Bermuda drives the rise of ‘on-demand’ capital in reinsurance
Reinsurance capital strategy is entering a more modular phase, increasingly designing platforms that can pull in third-party capital quickly and deploy it against risk as needed.
That is according to Am Takhar, senior manager, advisory, at KPMG in Bermuda, sponsor of the Business Development Agency Risk Summit, held in Bermuda this week. He told Bermuda:Re+ILS that capital markets strategies in 2026 are “increasingly about speed, flexibility, and capital efficiency – using ‘on-demand’ third-party capital to scale peak exposures without permanently adding balance-sheet leverage.”
That framing suggests reinsurers are not simply raising more capital to write more risk, they are building capital access points that allow them to expand or contract risk capacity dynamically. In effect, the reinsurance balance sheet becomes a platform for attracting and deploying outside capital rather than the sole source of underwriting power.
The catastrophe bond market remains the clearest example of this model. “2025 was a record year for catastrophe bond issuance (first year above $20bn; widely reported at ~$25.6bn), reinforcing Bermuda’s role as a structuring, listing, and servicing hub for the asset class,” Takhar explained.
The market is no longer defined solely by post-event capacity gaps or opportunistic issuance windows. Instead, “entering 2026, the market is also maturing: spreads have eased from peak levels, but the investor base and issuance ‘muscle memory’ built over the last few years is keeping pipelines active.”
With that, catastrophe bonds are beginning to look less like episodic risk transfer and more like infrastructure. Investors better understand the asset class, sponsors better understand the mechanics, and the market can now support more predictable capital flows.
That maturity is also enabling expansion into lines that historically sat outside the ILS playbook. Takhar said the “notable evolution is the expansion beyond peak cat,” with strategies “broadening to include casualty and other non-cat risks, as investors seek additional diversification and cedents look for alternative capacity in stressed or volatile lines.”

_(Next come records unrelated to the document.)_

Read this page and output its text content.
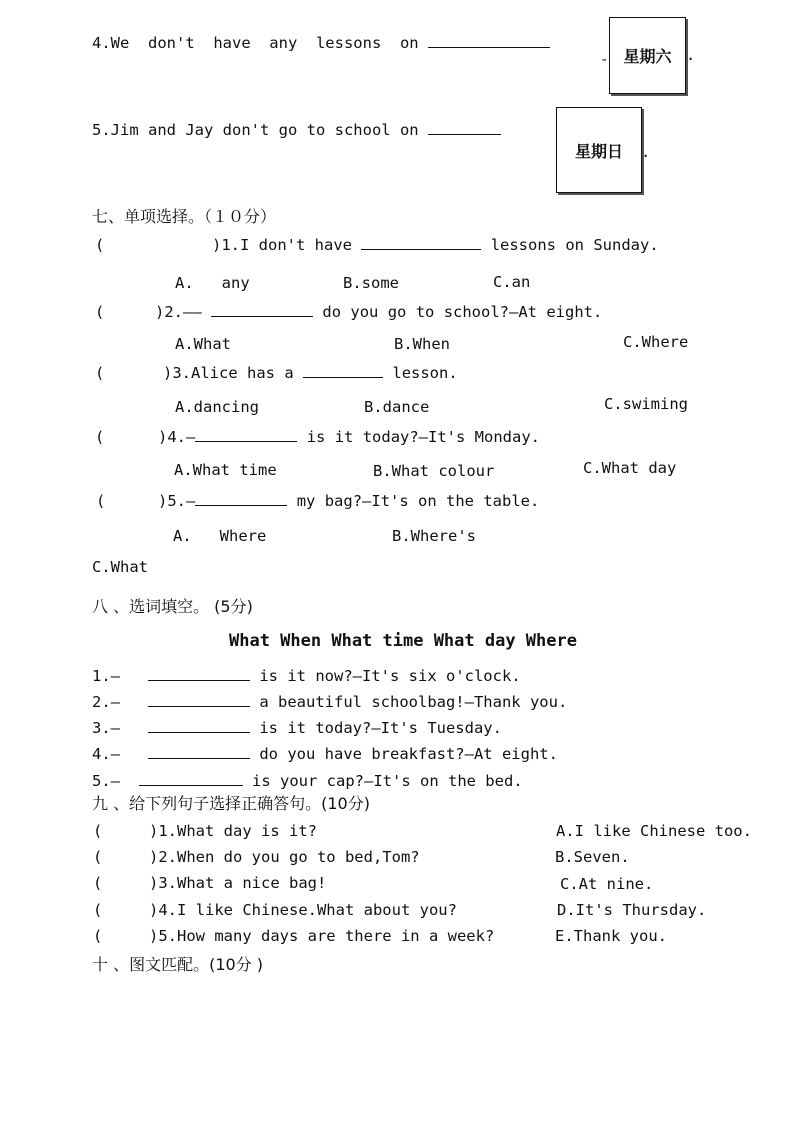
4.We  don't  have  any  lessons  on
- 星期六 .
5.Jim and Jay don't go to school on
星期日 .
七、单项选择。（１０分）
(	)1.I don't have	lessons on Sunday.
A.   any	B.some	C.an
(	)2.——	do you go to school?—At eight.
A.What	B.When	C.Where
(	)3.Alice has a	lesson.
A.dancing	B.dance	C.swiming
(	)4.—	is it today?—It's Monday.
A.What time	B.What colour	C.What day
(	)5.—	my bag?—It's on the table.
A.   Where	B.Where's
C.What
八 、选词填空。 (5分)
What When What time What day Where
1.—	is it now?—It's six o'clock.
2.—	a beautiful schoolbag!—Thank you.
3.—	is it today?—It's Tuesday.
4.—	do you have breakfast?—At eight.
5.—	is your cap?—It's on the bed.
九 、给下列句子选择正确答句。(10分)
(	)1.What day is it?	A.I like Chinese too.
(	)2.When do you go to bed,Tom?	B.Seven.
(	)3.What a nice bag!	C.At nine.
(	)4.I like Chinese.What about you?	D.It's Thursday.
(	)5.How many days are there in a week?	E.Thank you.
十 、图文匹配。(10分 )
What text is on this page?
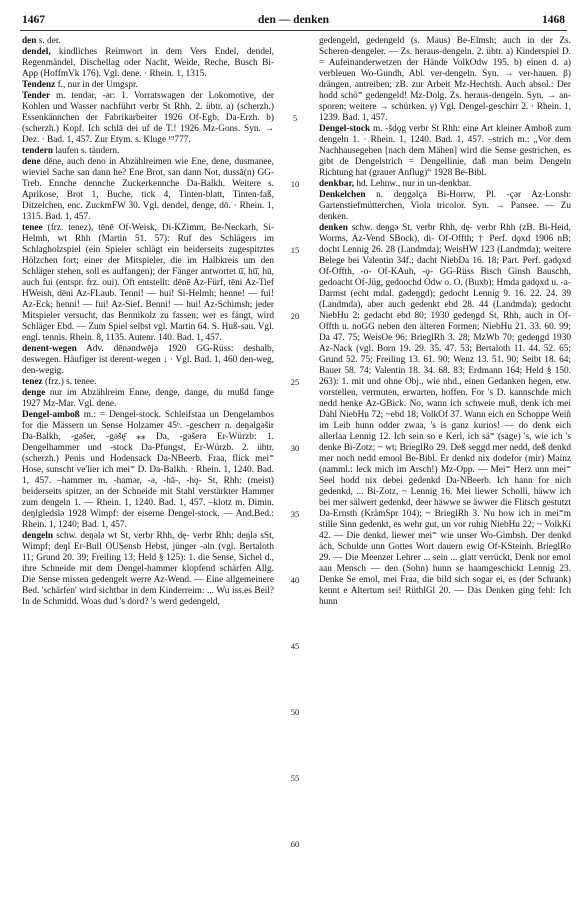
1467	den — denken	1468

den s. der.

dendel, kindliches Reimwort in dem Vers Endel, dendel, Regenmändel, Dischellag oder Nacht, Weide, Reche, Busch Bi-App (HoffmVk 176). Vgl. dene. · Rhein. 1, 1315.

Tendenz f., nur in der Umgspr.

Tender m. tendər, -ər: 1. Vorratswagen der Lokomotive, der Kohlen und Wasser nachführt verbr St Rhh. 2. übtr. a) (scherzh.) Essenkännchen der Fabrikarbeiter 1926 Of-Egb, Da-Erzh. b) (scherzh.) Kopf. Ich schlā dei uf de T.! 1926 Mz-Gons. Syn. → Dez. · Bad. 1, 457. Zur Etym. s. Kluge ¹⁹777.

tendern laufen s. tändern.

dene dēne, auch deno in Abzählreimen wie Ene, dene, dusmanee, wieviel Sache san dann he? Ene Brot, san dann Not, dussā(n) GG-Treb. Ennche dennche Zuckerkennche Da-Balkh. Weitere s. Aprikose, Brot 1, Buche, tick 4, Tinten-blatt, Tinten-faß, Ditzelchen, enc. ZuckmFW 30. Vgl. dendel, denge, dō. · Rhein. 1, 1315. Bad. 1, 457.

tenee (frz. tenez), tēnē Of-Weisk, Di-KZimm, Be-Neckarh, Si-Helmh, wt Rhh (Martin 51. 57): Ruf des Schlägers im Schlagholzspiel (ein Spieler schlägt ein beiderseits zugespitztes Hölzchen fort; einer der Mitspieler, die im Halbkreis um den Schläger stehen, soll es auffangen); der Fänger antwortet ū̄, hū̄, hū, auch fui (entspr. frz. oui). Oft entstellt: dēnē Az-Fürf, tēni Az-Tief HWeish, dēni Az-FLaub. Tenni! — hui! Si-Helmh; henne! — fui! Az-Eck; henni! — fui! Az-Sief. Benni! — hui! Az-Schimsh; jeder Mitspieler versucht, das Bennikolz zu fassen; wer es fängt, wird Schläger Ebd. — Zum Spiel selbst vgl. Martin 64. S. Huß-sau. Vgl. engl. tennis. Rhein. 8, 1135. Autenr. 140. Bad. 1, 457.

denent-wegen Adv. dēnəndwējə 1920 GG-Rüss: deshalb, deswegen. Häufiger ist derent-wegen ↓ · Vgl. Bad. 1, 460 den-weg, den-wegig.

tenez (frz.) s. tenee.

denge nur im Abzählreim Enne, denge, dange, du mußd fange 1927 Mz-Mar. Vgl. dene.

Dengel-amboß m.: = Dengel-stock. Schleifstaa un Dengelambos for die Mässern un Sense Holzamer 45ᵇ. -gescherr n. deŋəlgəšir Da-Balkh, -gəšer, -gəšę̄ ⁎⁎ Da, -gəšerə Er-Würzb: 1. Dengelhammer und -stock Da-Pfungst, Er-Würzb. 2. übtr. (scherzh.) Penis und Hodensack Da-NBeerb. Fraa, flick mei⁼ Hose, sunscht ve'lier ich mei⁼ D. Da-Balkh. · Rhein. 1, 1240. Bad. 1, 457. –hammer m. -hamər, -ə, -hā-, -hǫ- St, Rhh: (meist) beiderseits spitzer, an der Schneide mit Stahl verstärkter Hammer zum dengeln 1. — Rhein. 1, 1240. Bad. 1, 457. –klotz m. Dimin. deŋlgledslə 1928 Wimpf: der eiserne Dengel-stock. — And.Bed.: Rhein. 1, 1240; Bad. 1, 457.

dengeln schw. deŋələ wt St, verbr Rhh, dę- verbr Rhh; deŋlə sSt, Wimpf; deŋl Er-Bull OUSensb Hebst, jünger -əln (vgl. Bertaloth 11; Grund 20. 39; Freiling 13; Held § 125): 1. die Sense, Sichel d., ihre Schneide mit dem Dengel-hammer klopfend schärfen Allg. Die Sense missen gedengelt werre Az-Wend. — Eine allgemeinere Bed. 'schärfen' wird sichtbar in dem Kinderreim: ... Wu iss.es Beil? In de Schmidd. Woas dud 's dord? 's werd gedengeld,

5
10
15
20
25
30
35
40
45
50
55
60

gedengeld, gedengeld (s. Maus) Be-Elmsh; auch in der Zs. Scheren-dengeler. — Zs. heraus-dengeln. 2. übtr. a) Kinderspiel D. = Aufeinanderwetzen der Hände VolkOdw 195. b) einen d. a) verbleuen Wo-Gundh, Abl. ver-dengeln. Syn. → ver-hauen. β) drängen, antreiben; zB. zur Arbeit Mz-Hechtsh. Auch absol.: Der hodd schö⁼ gedengeld! Mz-Dolg. Zs. heraus-dengeln. Syn. → an-sporen; weitere → schürken. γ) Vgl. Dengel-geschirr 2. · Rhein. 1, 1239. Bad. 1, 457.

Dengel-stock m. -šdǫg verbr St Rhh: eine Art kleiner Amboß zum dengeln 1. · Rhein. 1, 1240. Bad. 1, 457. –strich m.: „Vor dem Nachhausegehen [nach dem Mähen] wird die Sense gestrichen, es gibt de Dengelstrich = Dengellinie, daß man beim Dengeln Richtung hat (grauer Anflug)“ 1928 Be-Bibl.

denkbar, hd. Lehnw., nur in un-denkbar.

Denkelchen n. deŋgəlçə Bi-Horrw, Pl. -çər Az-Lonsh: Gartenstiefmütterchen, Viola tricolor. Syn. → Pansee. — Zu denken.

denken schw. deŋgə St, verbr Rhh, dę- verbr Rhh (zB. Bi-Heid, Worms, Az-Vend SBock), di- Of-Offth; † Perf. dǫxd 1906 nB; docht Lennig 26. 28 (Landmda); WeisHW 123 (Landmda); weitere Belege bei Valentin 34f.; dacht NiebDa 16. 18; Part. Perf. gədǫxd Of-Offth, -o- Of-KAuh, -ǫ- GG-Rüss Bisch Ginsh Bauschh, gedoacht Of-Jüg, gedoochd Odw o. O. (Buxb); Hmda gədǫxd u. -a- Darmst (echt mdal. gədeŋgd); gedocht Lennig 9. 16. 22. 24. 39 (Landmda), aber auch gedenkt ebd 28. 44 (Landmda); gedocht NiebHu 2; gedacht ebd 80; 1930 gedeŋgd St, Rhh, auch in Of-Offth u. noGG neben den älteren Formen; NiebHu 21. 33. 60. 99; Da 47. 75; WeisOe 96; BrieglRh 3. 28; MzWb 70; gedeŋgd 1930 Az-Nack (vgl. Born 19. 29. 35. 47. 53; Bertaloth 11. 44. 52. 65; Grund 52. 75; Freiling 13. 61. 90; Wenz 13. 51. 90; Seibt 18. 64; Bauer 58. 74; Valentin 18. 34. 68. 83; Erdmann 164; Held § 150. 263): 1. mit und ohne Obj., wie nhd., einen Gedanken hegen, etw. vorstellen, vermuten, erwarten, hoffen. For 's D. kannschde mich nedd henke Az-GBick. No, wann ich schweie muß, denk ich mei Dahl NiebHu 72; ~ebd 18; VolkOf 37. Wann eich en Schoppe Weiñ im Leib hunn odder zwaa, 's is ganz kurios! — do denk eich allerlaa Lennig 12. Ich sein so e Kerl, ich sä⁼ (sage) 's, wie ich 's denke Bi-Zotz; ~ wt; BrieglRo 29. Deß seggd mer nedd, deß denkd mer noch nedd emool Be-Bibl. Er denkd nix dodefor (mir) Mainz (namml.: leck mich im Arsch!) Mz-Opp. — Mei⁼ Herz unn mei⁼ Seel hodd nix debei gedenkd Da-NBeerb. Ich hann for nich gedenkd, ... Bi-Zotz, ~ Lennig 16. Mei liewer Scholli, häww ich bei mer sälwert gedenkd, deer häwwe se äwwer die Flitsch gestutzt Da-Ernsth (KrämSpr 104); ~ BrieglRh 3. Nu how ich in mei⁼m stille Sinn gedenkt, es wehr gut, un vor ruhig NiebHu 22; ~ VolkKi 42. — Die denkd, liewer mei⁼ wie unser Wo-Gimbsh. Der denkd äch, Schulde unn Gottes Wort dauern ewig Of-KSteinh. BrieglRo 29. — Die Meenzer Lehrer ... sein ... glatt verrückt, Denk nor emol aan Mensch — den (Sohn) hunn se haamgeschickt Lennig 23. Denke Se emol, mei Fraa, die bild sich sogar ei, es (der Schrank) kennt e Altertum sei! RüthlGl 20. — Das Denken ging fehl: Ich hunn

This shift comes with a learning curve. Casualty sidecars and non-cat structures remain relatively new territory for many investors, which is changing the nature of deal structuring and disclosure. “These are ‘newer’ risk-transfer structures for many investors (vs. the more established property-cat playbook), so we’re seeing more focus on data transparency, tighter terms, and governance around underwriting and claims development.”
The same capital logic is also reshaping the life reinsurance market — particularly in Bermuda, where asset-intensive reinsurance platforms have expanded rapidly. “On the life side, sidecars are also a key theme, particularly in Bermuda. Large life reinsurance groups are using sidecars to generate fee income and grow without tying up the same amount of long-duration capital,” Takhar said.
That model is attracting a different investor cohort. These structures are “often attracting private capital allocators (including PE-backed platforms and institutional partners) that want access to insurance ‘float’ and returns with defined risk-sharing.”
Taken together, these developments point to a structural evolution in how reinsurance capacity is assembled. What it suggests is a shift away from a model where underwriting scale depends primarily on permanent equity and toward one where reinsurers operate as capital orchestrators — structuring vehicles, managing risk portfolios, and deploying investor capital alongside their own.
From Bermuda’s perspective, the jurisdiction’s relevance lies precisely in enabling that architecture: a market where capital formation, risk structuring, and execution infrastructure intersect. As third-party capital becomes more modular and diversified, the platforms capable of mobilising it quickly and credibly will increasingly define the competitive landscape.